もっとも多少の意見の相違は、どこの会社にもあるはず。求人広告に「労使関係は良好です」と書いてあったら、深刻な労使紛争は抱えていませんよという意味だ。
誤解してはいけないのは、労働組合が経営者の言いなりになって紛争すら起こらないというのは、決して良好な労使関係とはいえないということ。そんな会社は労働組合が機能していないから、社員は何らかの我慢を強いられているはずだ。
●ブラック企業の労使関係
・残業代を支払わない。
・長時間労働が当たり前。
・有給休暇を与えない。
・一方的に解雇を通告する。
などなど、これらのトラブルはブラック企業では珍しくない。
ではなぜ、ブラック企業にはこのようなトラブルが多いのか。それは経営者の力が強すぎるからである。
雇用契約が無いに等しいケースも珍しくない。雇用契約書は会社側に作成の義務があるとされるが、口約束でも契約の効力はある。効力はあるのだが、入社した後で「約束と違う!」という話になったとき「そんなもん知るか! 証拠を出せ」と言われたら、もう手も足も出せなくなってしまう。
そんな会社だと労働組合もつくらせず団体交渉もさせない、就業規則もろくに定めていないから、労使関係など初めから構築されていない。闘う術(すべ)を持っていない社員は、経営者に搾取されるだけである。
残業代なしで長時間の勤務を強いられる。そんな毎日が続いたら心身ともに疲弊してくるから、少し休みたいと思っても、「うちには有給休暇なんかないよ」と言われたら、おちおち休んでもいられない。
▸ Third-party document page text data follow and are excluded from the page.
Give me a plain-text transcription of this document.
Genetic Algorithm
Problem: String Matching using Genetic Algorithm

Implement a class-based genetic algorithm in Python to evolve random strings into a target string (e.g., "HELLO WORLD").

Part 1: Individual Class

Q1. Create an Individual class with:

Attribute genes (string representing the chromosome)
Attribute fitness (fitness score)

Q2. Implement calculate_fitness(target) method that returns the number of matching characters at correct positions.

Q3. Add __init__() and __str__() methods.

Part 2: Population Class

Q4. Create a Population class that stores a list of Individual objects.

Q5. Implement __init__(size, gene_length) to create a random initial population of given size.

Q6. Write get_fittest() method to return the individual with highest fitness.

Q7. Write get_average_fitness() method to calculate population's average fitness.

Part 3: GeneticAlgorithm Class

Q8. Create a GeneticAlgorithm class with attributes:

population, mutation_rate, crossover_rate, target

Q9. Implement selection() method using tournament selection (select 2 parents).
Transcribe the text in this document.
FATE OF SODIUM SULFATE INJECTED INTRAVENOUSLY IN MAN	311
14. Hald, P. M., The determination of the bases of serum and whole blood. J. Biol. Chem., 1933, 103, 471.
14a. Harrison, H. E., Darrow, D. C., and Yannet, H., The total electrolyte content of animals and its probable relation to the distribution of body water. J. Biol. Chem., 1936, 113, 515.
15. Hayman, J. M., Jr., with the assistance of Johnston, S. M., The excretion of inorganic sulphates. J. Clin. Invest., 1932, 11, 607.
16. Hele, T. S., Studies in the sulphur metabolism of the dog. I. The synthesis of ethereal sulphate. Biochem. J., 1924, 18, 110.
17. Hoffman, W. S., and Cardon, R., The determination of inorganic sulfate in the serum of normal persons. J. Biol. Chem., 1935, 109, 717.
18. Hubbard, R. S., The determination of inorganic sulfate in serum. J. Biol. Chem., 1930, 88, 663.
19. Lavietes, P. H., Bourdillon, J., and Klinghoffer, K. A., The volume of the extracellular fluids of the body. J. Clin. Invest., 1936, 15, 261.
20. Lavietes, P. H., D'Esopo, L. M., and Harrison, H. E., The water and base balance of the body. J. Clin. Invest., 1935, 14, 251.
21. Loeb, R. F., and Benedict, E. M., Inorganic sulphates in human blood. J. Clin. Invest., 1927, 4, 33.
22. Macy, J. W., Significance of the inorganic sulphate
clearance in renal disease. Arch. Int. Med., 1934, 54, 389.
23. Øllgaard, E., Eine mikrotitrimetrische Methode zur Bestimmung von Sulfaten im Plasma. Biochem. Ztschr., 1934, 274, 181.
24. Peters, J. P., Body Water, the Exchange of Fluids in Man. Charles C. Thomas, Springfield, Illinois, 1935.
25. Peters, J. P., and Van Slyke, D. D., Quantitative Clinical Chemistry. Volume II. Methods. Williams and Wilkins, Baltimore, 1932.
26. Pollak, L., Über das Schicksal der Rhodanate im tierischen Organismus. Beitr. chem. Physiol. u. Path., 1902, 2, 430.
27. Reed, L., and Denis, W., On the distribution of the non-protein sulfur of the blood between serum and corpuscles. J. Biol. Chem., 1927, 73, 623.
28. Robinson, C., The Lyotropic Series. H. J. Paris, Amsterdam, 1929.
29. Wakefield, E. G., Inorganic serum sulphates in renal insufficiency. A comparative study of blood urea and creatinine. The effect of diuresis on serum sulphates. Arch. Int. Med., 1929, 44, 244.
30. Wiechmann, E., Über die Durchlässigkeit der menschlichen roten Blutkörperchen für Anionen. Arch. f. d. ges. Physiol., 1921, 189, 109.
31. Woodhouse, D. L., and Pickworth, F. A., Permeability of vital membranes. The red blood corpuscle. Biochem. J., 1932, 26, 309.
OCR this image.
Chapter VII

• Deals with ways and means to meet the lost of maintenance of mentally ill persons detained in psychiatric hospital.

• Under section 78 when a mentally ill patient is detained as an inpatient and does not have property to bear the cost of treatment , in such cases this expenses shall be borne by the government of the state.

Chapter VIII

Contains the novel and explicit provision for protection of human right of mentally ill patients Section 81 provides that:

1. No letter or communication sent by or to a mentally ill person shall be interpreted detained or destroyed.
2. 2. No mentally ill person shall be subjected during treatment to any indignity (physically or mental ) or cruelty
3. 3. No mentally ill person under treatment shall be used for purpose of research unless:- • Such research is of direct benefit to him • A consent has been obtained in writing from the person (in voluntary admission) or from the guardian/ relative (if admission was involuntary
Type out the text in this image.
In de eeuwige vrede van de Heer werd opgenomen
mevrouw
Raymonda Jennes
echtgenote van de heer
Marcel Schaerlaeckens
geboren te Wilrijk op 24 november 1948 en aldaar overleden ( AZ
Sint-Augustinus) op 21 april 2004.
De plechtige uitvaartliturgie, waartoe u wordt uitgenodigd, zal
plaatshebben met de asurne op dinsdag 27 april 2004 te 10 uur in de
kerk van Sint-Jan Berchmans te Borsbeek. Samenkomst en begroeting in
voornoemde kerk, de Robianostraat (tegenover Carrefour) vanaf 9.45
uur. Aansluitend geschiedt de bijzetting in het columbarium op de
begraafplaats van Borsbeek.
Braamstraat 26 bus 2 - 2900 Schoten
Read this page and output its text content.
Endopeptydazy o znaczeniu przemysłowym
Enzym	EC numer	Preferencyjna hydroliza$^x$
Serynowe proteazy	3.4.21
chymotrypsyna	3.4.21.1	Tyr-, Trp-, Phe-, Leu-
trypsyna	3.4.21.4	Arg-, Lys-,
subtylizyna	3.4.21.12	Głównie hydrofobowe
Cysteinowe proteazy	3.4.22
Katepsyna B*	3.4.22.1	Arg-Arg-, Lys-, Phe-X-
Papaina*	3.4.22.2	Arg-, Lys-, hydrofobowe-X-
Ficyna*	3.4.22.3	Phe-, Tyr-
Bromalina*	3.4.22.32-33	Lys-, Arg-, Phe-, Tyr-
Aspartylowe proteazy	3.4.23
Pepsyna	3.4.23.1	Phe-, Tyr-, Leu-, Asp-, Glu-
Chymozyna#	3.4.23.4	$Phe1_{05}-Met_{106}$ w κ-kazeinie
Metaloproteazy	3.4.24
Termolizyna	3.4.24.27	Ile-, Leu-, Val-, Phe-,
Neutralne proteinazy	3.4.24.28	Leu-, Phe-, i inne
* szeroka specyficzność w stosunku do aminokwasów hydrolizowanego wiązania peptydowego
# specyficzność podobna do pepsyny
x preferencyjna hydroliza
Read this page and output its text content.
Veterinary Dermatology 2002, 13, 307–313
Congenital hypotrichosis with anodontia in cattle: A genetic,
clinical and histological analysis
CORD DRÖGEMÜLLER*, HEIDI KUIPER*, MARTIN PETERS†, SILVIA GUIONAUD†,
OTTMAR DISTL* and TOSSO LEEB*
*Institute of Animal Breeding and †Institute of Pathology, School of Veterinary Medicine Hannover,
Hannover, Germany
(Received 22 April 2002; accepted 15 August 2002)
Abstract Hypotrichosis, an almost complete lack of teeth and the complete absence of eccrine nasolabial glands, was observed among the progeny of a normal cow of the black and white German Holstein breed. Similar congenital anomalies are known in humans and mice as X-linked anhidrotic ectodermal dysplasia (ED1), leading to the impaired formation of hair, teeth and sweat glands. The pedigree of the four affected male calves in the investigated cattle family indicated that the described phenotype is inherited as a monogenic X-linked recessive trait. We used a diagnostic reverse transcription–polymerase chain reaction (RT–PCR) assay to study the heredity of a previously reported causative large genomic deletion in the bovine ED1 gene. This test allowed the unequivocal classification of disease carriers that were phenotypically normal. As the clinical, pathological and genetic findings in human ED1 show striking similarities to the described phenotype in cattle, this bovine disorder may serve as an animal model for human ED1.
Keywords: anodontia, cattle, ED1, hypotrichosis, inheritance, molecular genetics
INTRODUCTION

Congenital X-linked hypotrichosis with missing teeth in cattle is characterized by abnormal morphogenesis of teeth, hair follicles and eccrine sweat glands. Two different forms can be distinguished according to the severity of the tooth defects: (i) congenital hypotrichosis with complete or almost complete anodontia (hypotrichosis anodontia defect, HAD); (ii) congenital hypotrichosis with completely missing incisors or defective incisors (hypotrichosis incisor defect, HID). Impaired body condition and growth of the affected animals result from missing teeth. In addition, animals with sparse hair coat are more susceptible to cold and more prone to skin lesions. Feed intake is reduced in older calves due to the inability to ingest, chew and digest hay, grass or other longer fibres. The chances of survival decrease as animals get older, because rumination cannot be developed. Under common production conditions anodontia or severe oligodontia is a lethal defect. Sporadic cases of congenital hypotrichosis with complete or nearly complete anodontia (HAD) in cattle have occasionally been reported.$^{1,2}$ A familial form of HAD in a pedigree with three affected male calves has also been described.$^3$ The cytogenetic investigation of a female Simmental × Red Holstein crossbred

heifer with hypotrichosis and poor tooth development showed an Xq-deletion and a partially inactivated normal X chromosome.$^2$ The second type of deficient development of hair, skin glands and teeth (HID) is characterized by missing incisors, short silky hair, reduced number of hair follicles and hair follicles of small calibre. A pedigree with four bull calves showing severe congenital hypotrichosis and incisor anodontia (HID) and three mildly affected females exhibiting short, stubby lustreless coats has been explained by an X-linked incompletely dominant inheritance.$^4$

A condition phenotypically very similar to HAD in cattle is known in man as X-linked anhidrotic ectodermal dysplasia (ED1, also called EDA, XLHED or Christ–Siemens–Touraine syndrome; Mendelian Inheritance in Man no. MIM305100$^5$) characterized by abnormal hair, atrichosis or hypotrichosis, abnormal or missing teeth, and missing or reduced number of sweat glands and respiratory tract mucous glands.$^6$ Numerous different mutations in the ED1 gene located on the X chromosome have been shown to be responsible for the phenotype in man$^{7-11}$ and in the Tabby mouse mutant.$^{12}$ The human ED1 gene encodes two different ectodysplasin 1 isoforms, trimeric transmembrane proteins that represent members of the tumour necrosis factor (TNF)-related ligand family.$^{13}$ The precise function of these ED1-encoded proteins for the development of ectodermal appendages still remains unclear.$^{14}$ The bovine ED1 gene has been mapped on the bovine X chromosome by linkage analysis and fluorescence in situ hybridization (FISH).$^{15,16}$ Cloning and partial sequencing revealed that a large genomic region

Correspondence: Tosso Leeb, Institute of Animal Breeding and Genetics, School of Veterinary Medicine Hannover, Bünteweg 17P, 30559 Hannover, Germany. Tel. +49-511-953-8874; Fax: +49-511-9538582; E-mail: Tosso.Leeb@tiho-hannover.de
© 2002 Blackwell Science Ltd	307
ブラック企業では基本的に人材を育てる気はなく、どんどん使いつぶして行く。無理をして体を壊したり心を病んだりして、退職に追い込まれるケースがたいへん多いのだ。もう戦力にならないのに自分から辞めない社員には、「明日から来なくていい」と一方的に解雇することもある。
社員を解雇する場合、労働基準法では原則として30日前に通告することになっている。しかし、労使関係が喪失している、あるいは初めから存在していないブラック企業では、このようなトラブルが後を絶たない。
人間らしい生活をしようと思ったら、入社した後でブラック企業だと気づく悲劇はなんとしても避けたい。そのためには、まず応募しようとする会社の情報をなるべく多く収集し、労使関係が健全に維持されているかどうかを冷静に見極めることが大事だ。